BFSx for Lustre with S3 data repository link — designed for exactly this parallel I/O pattern, with lazy loading from S3 on first access
Correct!FSx for Lustre is a parallel file system specifically designed for many clients reading different parts of large files simultaneously — the core pattern of ML training. The S3 data repository integration means the 5TB dataset loads lazily on first access (or can be pre-imported). With scratch deployment type, it auto-cleans after the burst workload ends. EFS would provide NFS but can't deliver hundreds of GB/s required for 500 concurrent readers.
CEFS with Max I/O performance mode — scales to thousands of clients
Incorrect.EFS Max I/O provides higher aggregate throughput but adds higher latency.
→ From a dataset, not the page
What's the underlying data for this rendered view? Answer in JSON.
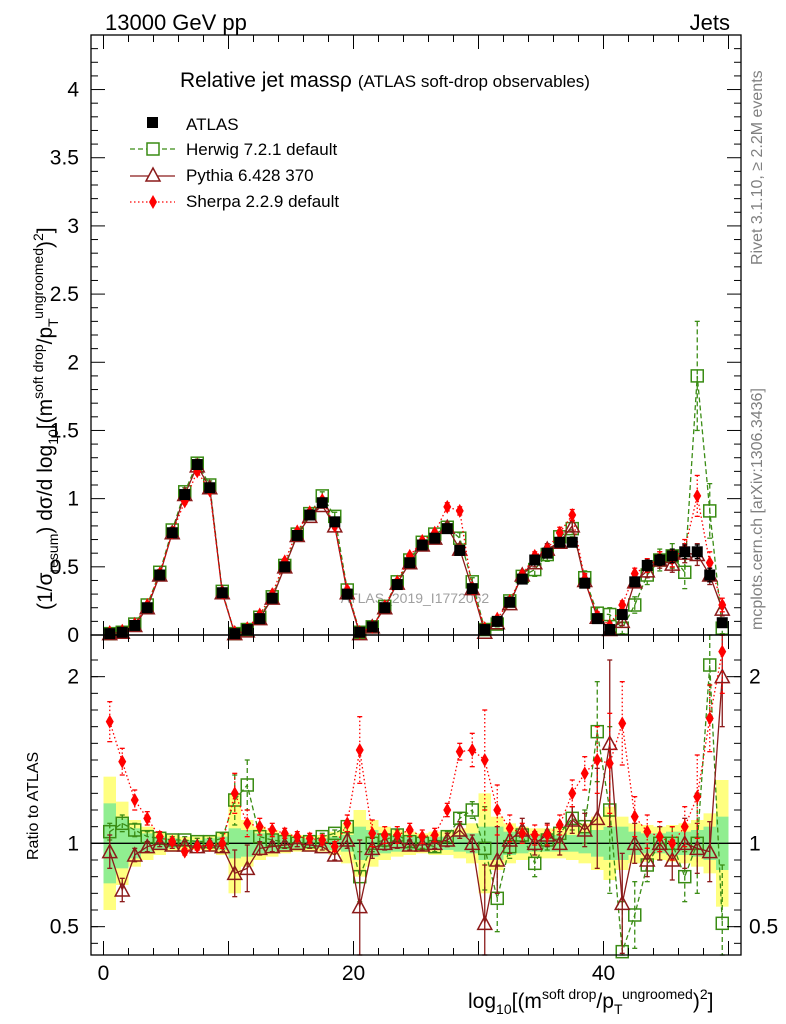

EFS's throughput ceiling (multiple GB/s maximum) is far below what 500 clients reading a 5TB dataset simultaneously needs from a high-performance parallel file system.
DFSx for NetApp ONTAP — enterprise NAS with multi-protocol support
Incorrect.ONTAP is excellent for enterprise NAS and multi-protocol access but isn't optimized for the parallel HPC I/O pattern. Lustre is specifically designed for this workload.

Hint:Which file system protocol is designed for parallel HPC workloads where many clients read different portions of large files simultaneously?